Negroamaro e Primitivo, tardi e bene

OSSERVATORIO
TV_13_37_Massimiliano Apollonio

Primitivo in ritardo. La Puglia è la regione più produttiva del Sud (6,2 milioni di hl, media del quinquennio secondo Istat), quella più precoce per i rossi. Ma quest’anno la vendemmia del primo tipico vitigno autoctono (di norma puntuale ai primi di settembre) è iniziata con 10 giorni di ritardo.

Colpa, o meglio merito, di un’annata favorevole dal punto di vista climatico, fresca, con temperature abbastanza basse, senza i picchi di caldo della scorsa estate, con un’umidità mai eccessiva e con le piogge nei tempi giusti: la premessa per una vendemmia di alta qualità. Magari un augurio per ottimi successi commerciali dei vini pugliesi in Italia e all’estero. Sono valutazioni sulle quali concordano Massimiliano Apollonio, titolare dell’omonima Casa Vinicola di Monteroni (Le) e neopresidente della Sezione di Puglia, Basilicata e Calabria dell’Assoenologi, Angelo Maci, presidente della cooperativa Cantine Due Palme di Cellino San Marco (Br), e Leonardo Palumbo, enologo e direttore tecnico dell’azienda vitivinicola Rivera di Andria.

«Un clima non molto benevolo sia alla ripresa vegetativa sia durante la fioritura e l’allegagione ha provocato, in generale, un ritardo del normale andamento vegetativo, che si è ripercosso sulla vendemmia – dichiara Apollonio –. Tuttavia le temperature basse e l’umidità sotto la soglia critica hanno ridotto l’insorgere di fitopatie e limitato i trattamenti. E le piogge a giugno, luglio e inizio di agosto hanno garantito, anche ai vigneti privi di impianti per irrigazione di soccorso, una buona disponibilità idrica durante l’ingrossamento degli acini. Lo provano gli ottimi risultati qualitativi e quantitativi (+15%) della vendemmia delle uve di Chardonnay, Pinot e Sauvignon e le previsioni delle rese delle uve rosse (+15-20%)».

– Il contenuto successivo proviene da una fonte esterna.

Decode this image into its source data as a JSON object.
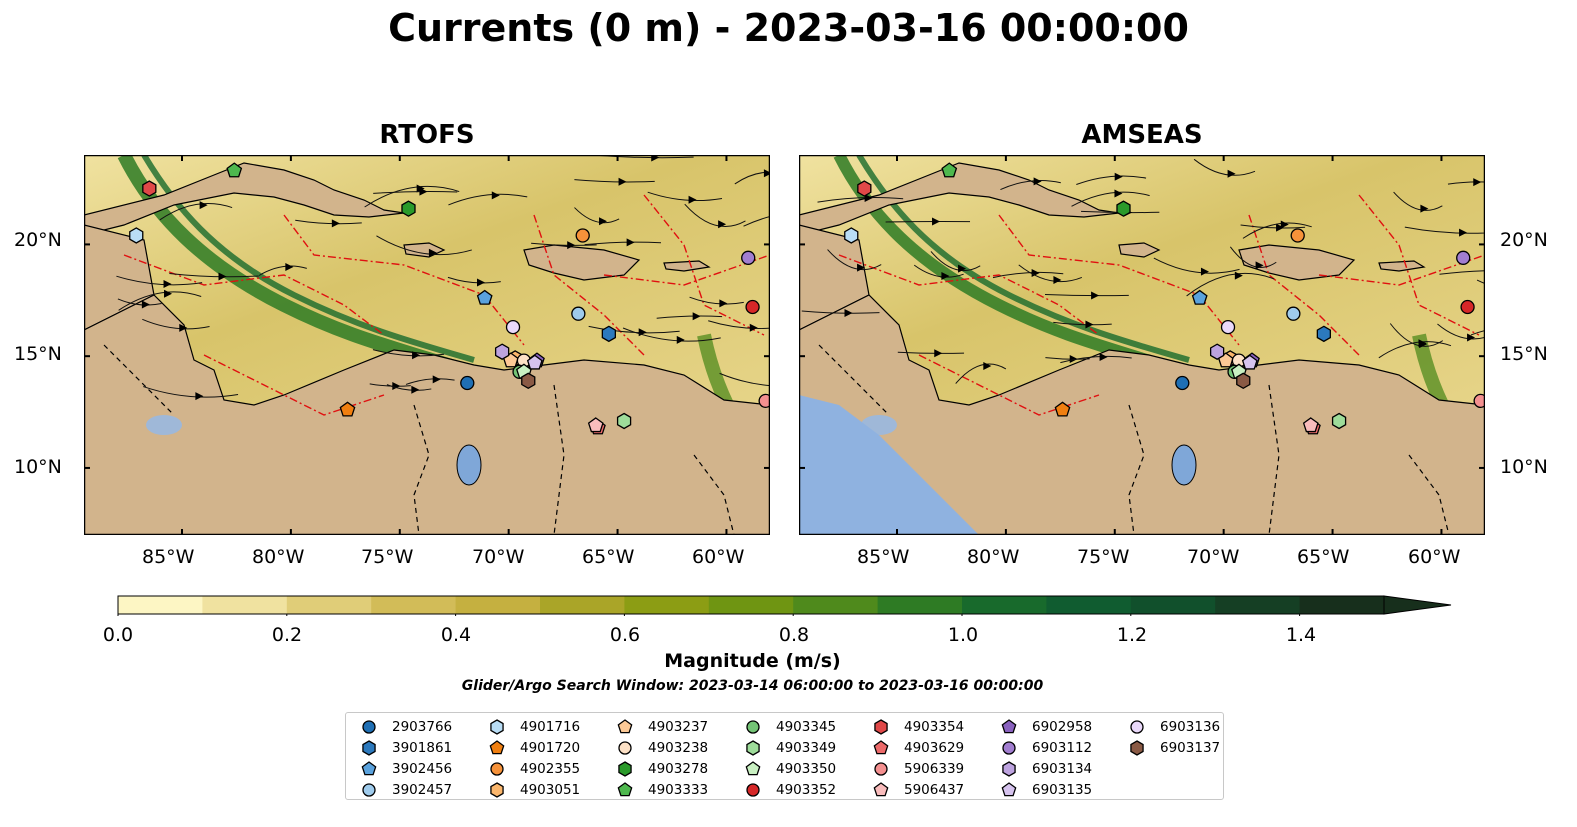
{
  "title": "Currents (0 m) - 2023-03-16 00:00:00",
  "panels": [
    {
      "title": "RTOFS"
    },
    {
      "title": "AMSEAS"
    }
  ],
  "axes": {
    "lon_ticks": [
      "85°W",
      "80°W",
      "75°W",
      "70°W",
      "65°W",
      "60°W"
    ],
    "lat_ticks": [
      "20°N",
      "15°N",
      "10°N"
    ],
    "lon_range": [
      -89.5,
      -58.0
    ],
    "lat_range": [
      7.0,
      24.0
    ]
  },
  "colorbar": {
    "label": "Magnitude (m/s)",
    "ticks": [
      "0.0",
      "0.2",
      "0.4",
      "0.6",
      "0.8",
      "1.0",
      "1.2",
      "1.4"
    ],
    "range": [
      0.0,
      1.5
    ],
    "extend": "max",
    "colors": [
      "#fdf6c4",
      "#f0e2a0",
      "#e0cd78",
      "#d2bc58",
      "#c5b040",
      "#aaa528",
      "#8c9d14",
      "#6f9512",
      "#4f8a1c",
      "#2e7b24",
      "#186a2c",
      "#105c30",
      "#11502c",
      "#153f24",
      "#172f1c"
    ]
  },
  "search_window": "Glider/Argo Search Window: 2023-03-14 06:00:00 to 2023-03-16 00:00:00",
  "legend": [
    {
      "label": "2903766",
      "marker": "circle",
      "color": "#1f6fb4"
    },
    {
      "label": "3901861",
      "marker": "hexagon",
      "color": "#2c79bd"
    },
    {
      "label": "3902456",
      "marker": "pentagon",
      "color": "#5aa2dd"
    },
    {
      "label": "3902457",
      "marker": "circle",
      "color": "#9fcbec"
    },
    {
      "label": "4901716",
      "marker": "hexagon",
      "color": "#b9ddf5"
    },
    {
      "label": "4901720",
      "marker": "pentagon",
      "color": "#f07f10"
    },
    {
      "label": "4902355",
      "marker": "circle",
      "color": "#f6923a"
    },
    {
      "label": "4903051",
      "marker": "hexagon",
      "color": "#fbb66c"
    },
    {
      "label": "4903237",
      "marker": "pentagon",
      "color": "#fcc996"
    },
    {
      "label": "4903238",
      "marker": "circle",
      "color": "#fde1c6"
    },
    {
      "label": "4903278",
      "marker": "hexagon",
      "color": "#2a9a2a"
    },
    {
      "label": "4903333",
      "marker": "pentagon",
      "color": "#4eb84e"
    },
    {
      "label": "4903345",
      "marker": "circle",
      "color": "#74c476"
    },
    {
      "label": "4903349",
      "marker": "hexagon",
      "color": "#9edc9a"
    },
    {
      "label": "4903350",
      "marker": "pentagon",
      "color": "#c9f0c2"
    },
    {
      "label": "4903352",
      "marker": "circle",
      "color": "#d62728"
    },
    {
      "label": "4903354",
      "marker": "hexagon",
      "color": "#e04848"
    },
    {
      "label": "4903629",
      "marker": "pentagon",
      "color": "#ec6a6a"
    },
    {
      "label": "5906339",
      "marker": "circle",
      "color": "#f49090"
    },
    {
      "label": "5906437",
      "marker": "pentagon",
      "color": "#f9bcbc"
    },
    {
      "label": "6902958",
      "marker": "pentagon",
      "color": "#8a62bf"
    },
    {
      "label": "6903112",
      "marker": "circle",
      "color": "#a27ed0"
    },
    {
      "label": "6903134",
      "marker": "hexagon",
      "color": "#bda3df"
    },
    {
      "label": "6903135",
      "marker": "pentagon",
      "color": "#d6c3ee"
    },
    {
      "label": "6903136",
      "marker": "circle",
      "color": "#ead9fa"
    },
    {
      "label": "6903137",
      "marker": "hexagon",
      "color": "#8a5a45"
    }
  ],
  "floats": [
    {
      "label": "2903766",
      "lon": -71.9,
      "lat": 13.8
    },
    {
      "label": "3901861",
      "lon": -65.4,
      "lat": 16.0
    },
    {
      "label": "3902456",
      "lon": -71.1,
      "lat": 17.6
    },
    {
      "label": "3902457",
      "lon": -66.8,
      "lat": 16.9
    },
    {
      "label": "4901716",
      "lon": -87.1,
      "lat": 20.4
    },
    {
      "label": "4901720",
      "lon": -77.4,
      "lat": 12.6
    },
    {
      "label": "4902355",
      "lon": -66.6,
      "lat": 20.4
    },
    {
      "label": "4903051",
      "lon": -69.7,
      "lat": 14.9
    },
    {
      "label": "4903237",
      "lon": -69.9,
      "lat": 14.8
    },
    {
      "label": "4903238",
      "lon": -69.3,
      "lat": 14.8
    },
    {
      "label": "4903278",
      "lon": -74.6,
      "lat": 21.6
    },
    {
      "label": "4903333",
      "lon": -82.6,
      "lat": 23.3
    },
    {
      "label": "4903345",
      "lon": -69.5,
      "lat": 14.3
    },
    {
      "label": "4903349",
      "lon": -64.7,
      "lat": 12.1
    },
    {
      "label": "4903350",
      "lon": -69.3,
      "lat": 14.3
    },
    {
      "label": "4903352",
      "lon": -58.8,
      "lat": 17.2
    },
    {
      "label": "4903354",
      "lon": -86.5,
      "lat": 22.5
    },
    {
      "label": "4903629",
      "lon": -65.9,
      "lat": 11.8
    },
    {
      "label": "5906339",
      "lon": -58.2,
      "lat": 13.0
    },
    {
      "label": "5906437",
      "lon": -66.0,
      "lat": 11.9
    },
    {
      "label": "6902958",
      "lon": -68.7,
      "lat": 14.8
    },
    {
      "label": "6903112",
      "lon": -59.0,
      "lat": 19.4
    },
    {
      "label": "6903134",
      "lon": -70.3,
      "lat": 15.2
    },
    {
      "label": "6903135",
      "lon": -68.8,
      "lat": 14.7
    },
    {
      "label": "6903136",
      "lon": -69.8,
      "lat": 16.3
    },
    {
      "label": "6903137",
      "lon": -69.1,
      "lat": 13.9
    }
  ]
}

Per Maci l’annata si è rivelata eccellente. «Le uve bianche, Falanghina e Fiano, hanno registrato ottime rese e qualità elevata, con due gradi zuccherini in più rispetto alla media degli altri anni e acidità e pH perfetti. Anche le uve di Negroamaro e Primitivo sono belle e sane, ideali per vini di alto livello». La vendemmia dell’azienda Rivera è partita con 7-10 giorni di ritardo, afferma Palumbo, «con uve sane, ideali per freschezza e acidità, anche se con uno-due gradi zuccherini in meno rispetto alle due precedenti annate, caratterizzate da estati molto calde. I vini bianchi sono freschi, fruttati, floreali. La sanità delle uve rosse è garanzia di un’ottima maturazione fenolica».

I prezzi delle uve sono in linea con quelli del 2012, con qualche picco per produzioni di nicchia da alberello, informa Apollonio. «L’augurio è che i nuovi vini spingano la ripresa dell’export pugliese, invertendo il calo del 13% registrato, secondo dati Istat, nel semestre gennaio-giugno rispetto al 2012. Tale dato nasconde la grande quantità di vini prodotti in Puglia e nel Sud, ma ancora acquistati sfusi, imbottigliati ed esportati da aziende del Nord Italia con nomi come Negroamaro del Salento, Primitivo e altri». Una spiegazione ripresa da Palumbo: «perché più del 50% dei vini pugliesi va in Piemonte, Veneto e altrove», e da Maci, che evidenzia «i risultati in controtendenza delle Cantine Due Palme, con una crescita, nel primo semestre del 2013, del 12-13% sui mercati esteri: Nord Europa, Giappone, Cina e Brasile».